RESULTS OF THE RUSSIAN-AMERICAN ABM AND START CONSULTATIONS
Russia and the United States discuss forthcoming disarmament.
Russia and the United States have failed so far to breach the gap over key issues of international security (ballistic missile defense and strategic offensive arms reduction. “Fortunately, Moscow and Washington formulated a certain framework for continuation of the talks next year,” Deputy Foreign Minister Sergei Ryabkov said when the Russian-US consultations ended, yesterday. Acting US Undersecretary of State John Rood represented George W. Bush’s Administration in the talks.

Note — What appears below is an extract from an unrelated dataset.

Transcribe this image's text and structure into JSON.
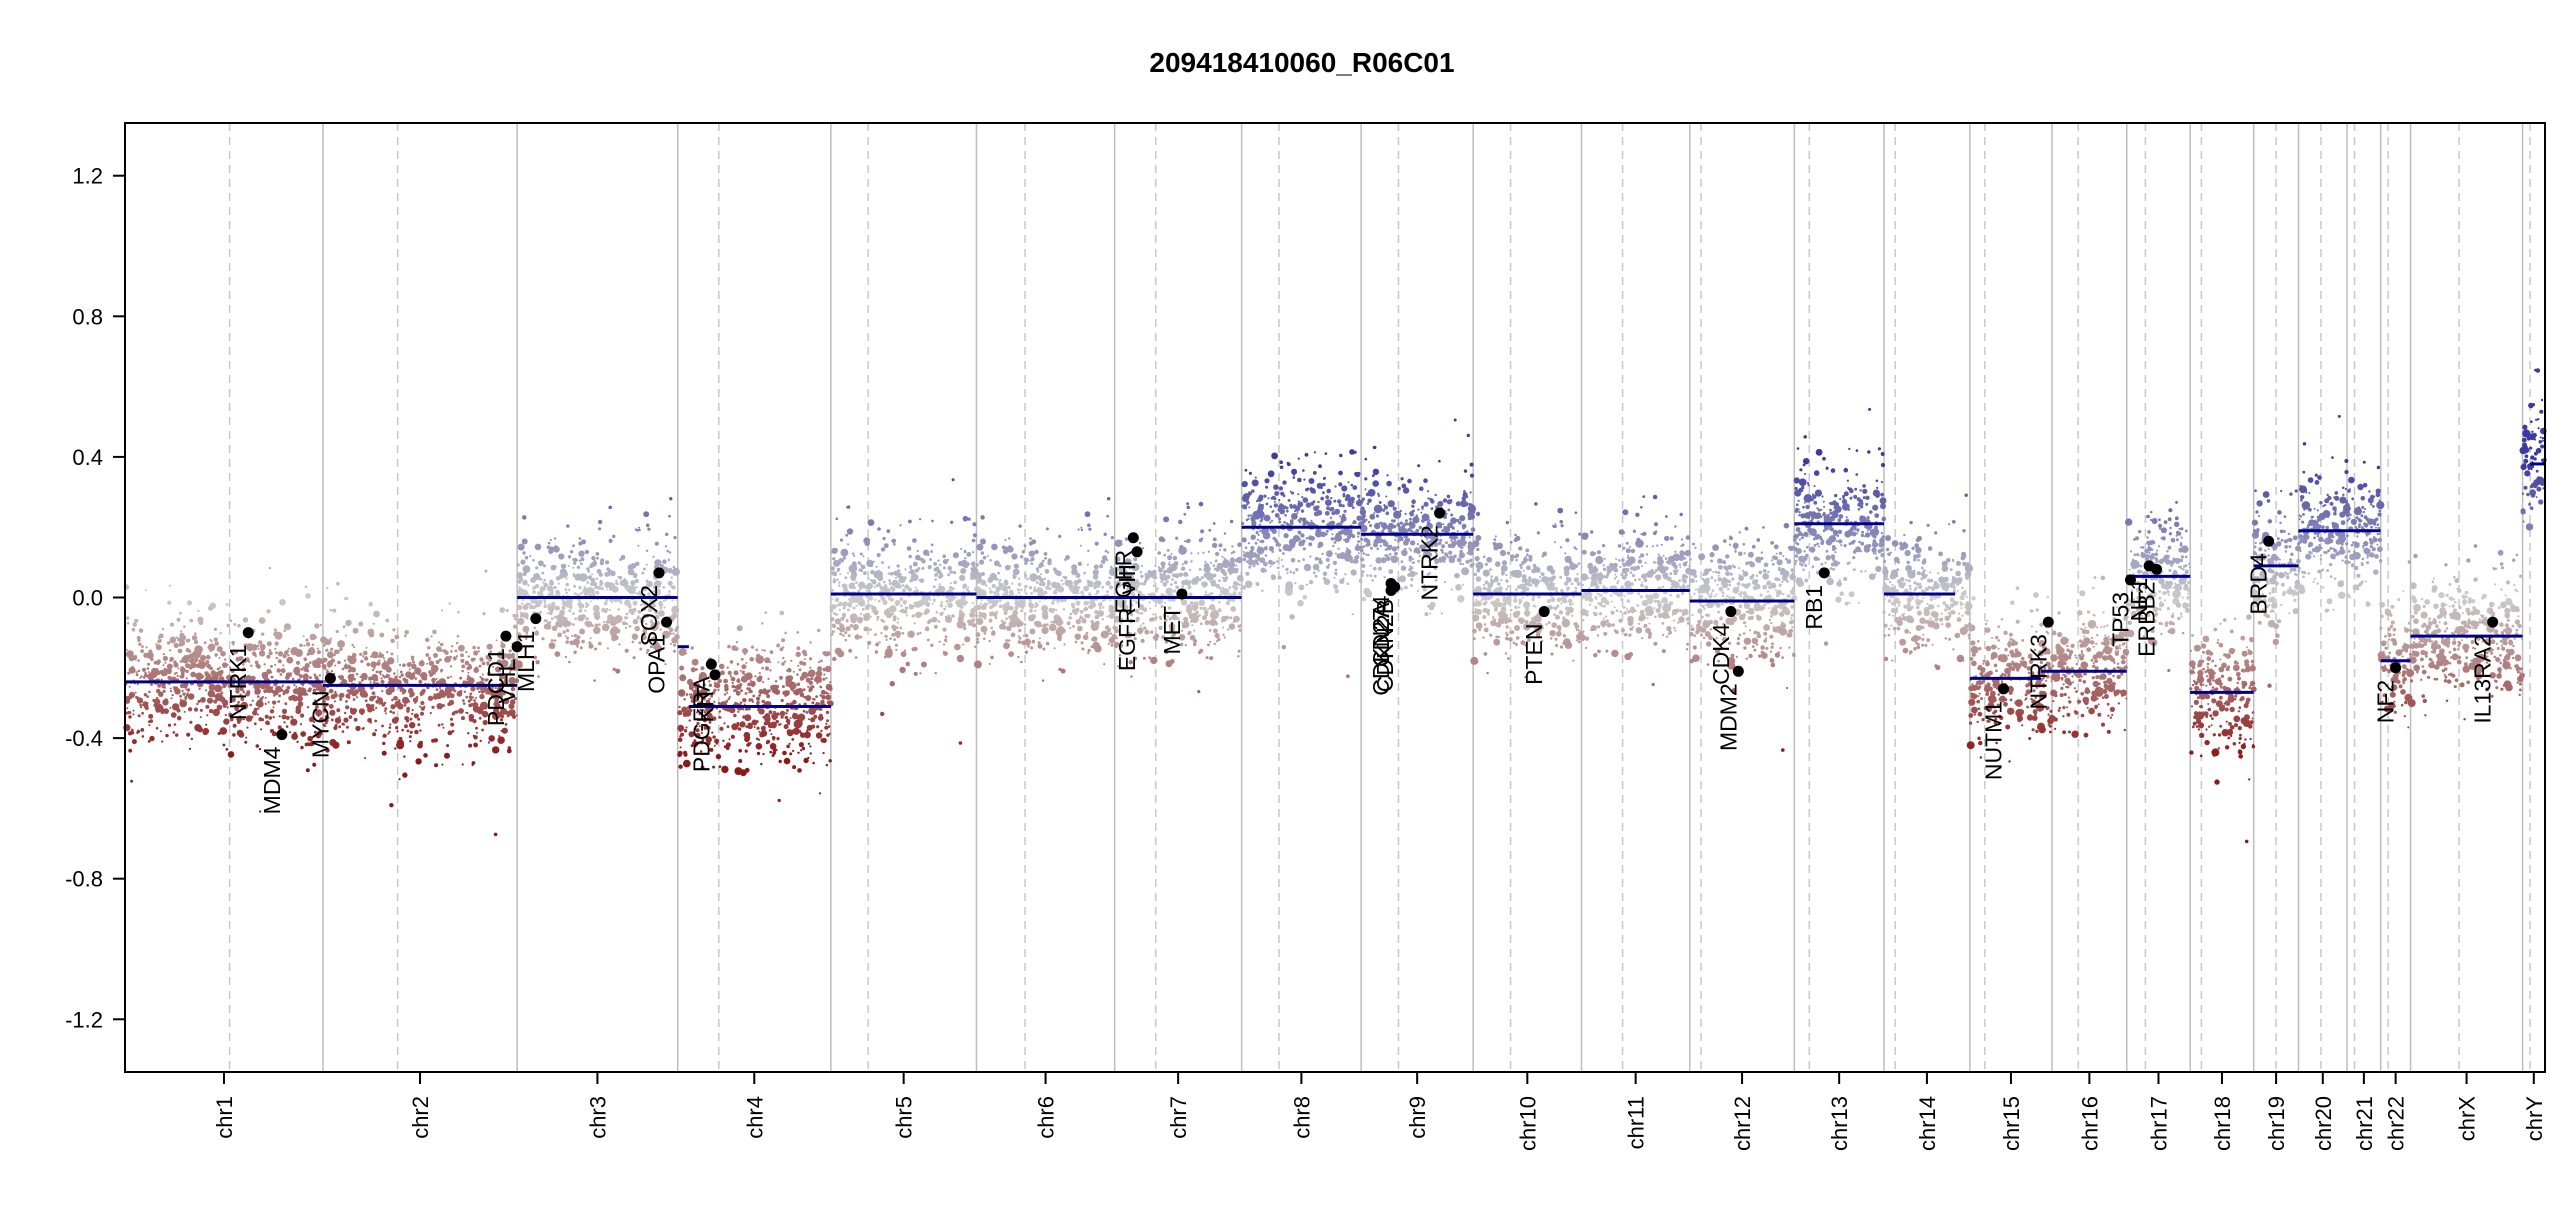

“This latest round of the talks was fine,” Ryabkov said. “We tallied the work with the leaving Administration. Also importantly, both sides acknowledged the necessity to come up by the end of the next year with a legally binding agreement to replace the START I and to find a mutually acceptable solution to the problem fomented by the plans to establish the third position area of the American ballistic missile defense system in Europe.”
Rood confirmed the agreement with Russia to come up with a new document replacing the START I by December 2009. “Granted that the goal is ambitious, both parties are resolved to concentrate on it,” the US official said. Rood even recalled the draft treaty the Americans had forwarded to Moscow a short while ago. “The fact that we drew the whole treaty confirms our sincerity,” he said. “We received Russian comments on the document today… I’m departing Moscow with a clearer understanding of Russian position on the problems of strategic arms reduction, ballistic missile defense, and other issues in the focus of our attention.”
The new treaty on nuclear arms control is needed to replace the START I the USSR and the United States signed on July 31, 1991, one that expires on December 5, 2009. Russia promotes the necessity to keep central provisions of the START I including the ones dealing with quantity of warheads at warehouses and conventional delivery means. Their absence from the new treaty will leave dangerous gaps in the strategic arms control framework. The Americans in their turn insist on an agreement on tactically deployed warheads only. The latest contacts between representatives of Moscow and Washington, however, indicate the possibility of a compromise.
Ballistic missile defense remains a major irritant in the Russian-US relations, one that affects lots of other issues. “Negotiations over ballistic missile defense will be particularly taxing,” Ryabkov admitted yesterday. The Kremlin is stone-cold confident that installation of a radar in the Czech Republic and deployment of killer missiles in Poland pose a threat to Russia since both objects may be aimed and targeted at Russian nuclear arsenals. Official Washington insists that the ballistic missile defense system is needed to intercept Iranian missiles only.
“Future of the Russian-American talks depends to a considerable extent on how the problem of ballistic missile defense is solved,” to quote Alexander Pikayev, Director of the Disarmament and Conflict Settlement Department of the Institute of Global Economy and International Relations. Pikayev recalled the report on the costs and expenses of the ABM program recently drawn by US Congress experts. To put it bluntly, authors of the document advised the White House to forget installation of elements of the American ballistic missile defense system in East Europe and save $13.5 billion, money that could be put to a better use considering the global financial crisis under way.
“Numerous powerful US politicians emphasize that Washington’s obsession with development of ballistic missile defense framework in the Czech Republic and Poland provokes Russia into retaliation. Another global crisis is really the last thing the Americans need at this point. As things stand, they already have enough troubles in Iraq, Afghanistan, and some other regions. That is why the United States just might try and find a way to gradually abandon its plans of a global ballistic missile defense framework without acknowledgement of Russia’s vexation so as to be spare the Americans accusations of weakness and readiness to bow to Moscow. All things considered, references to the cost and technical inadequacy of the whole project may offer a fine way out for the Americans,” Pikayev said.
Progress in the matters of strategic arms reduction and ballistic missile defense is only possible after Barack Obama’s inauguration scheduled for January 20, 2009. “The Americans are showing respect for the national political tradition that does not permit the going US Administration to leave its successor a mess in terms of relations with the other nuclear power,” Nikolai Zlobin of the Washington-based Global Security Institute said. “It follows that Bush’s Administration has to do something about the US-Russian relations.”
Obama’s appearance in the White House may remedy the situation. “The US political establishment ponders making a complete ban on nuclear weapons the first foreign political priority nowadays,” Zlobin said. “This idea is promoted by former state secretaries George P. Shultz and Henry Kissenger, erstwhile secretary of defense William Perry, and ex-chairman of the senatorial Armed Forces Committee San Nunn. All these people wield a lot of clout with the American political establishment, you know.”
Senator Richard Lugar, Nunn’s colleague in the Russian-American weapons of mass destruction control program, is expected in Moscow today. Lugar is coming to meet with Senior Deputy Premier Igor Shuvalov, Deputy Premier Igor Sechin, Foreign Minister Sergei Lavrov, and other Russian officials to discuss arms control.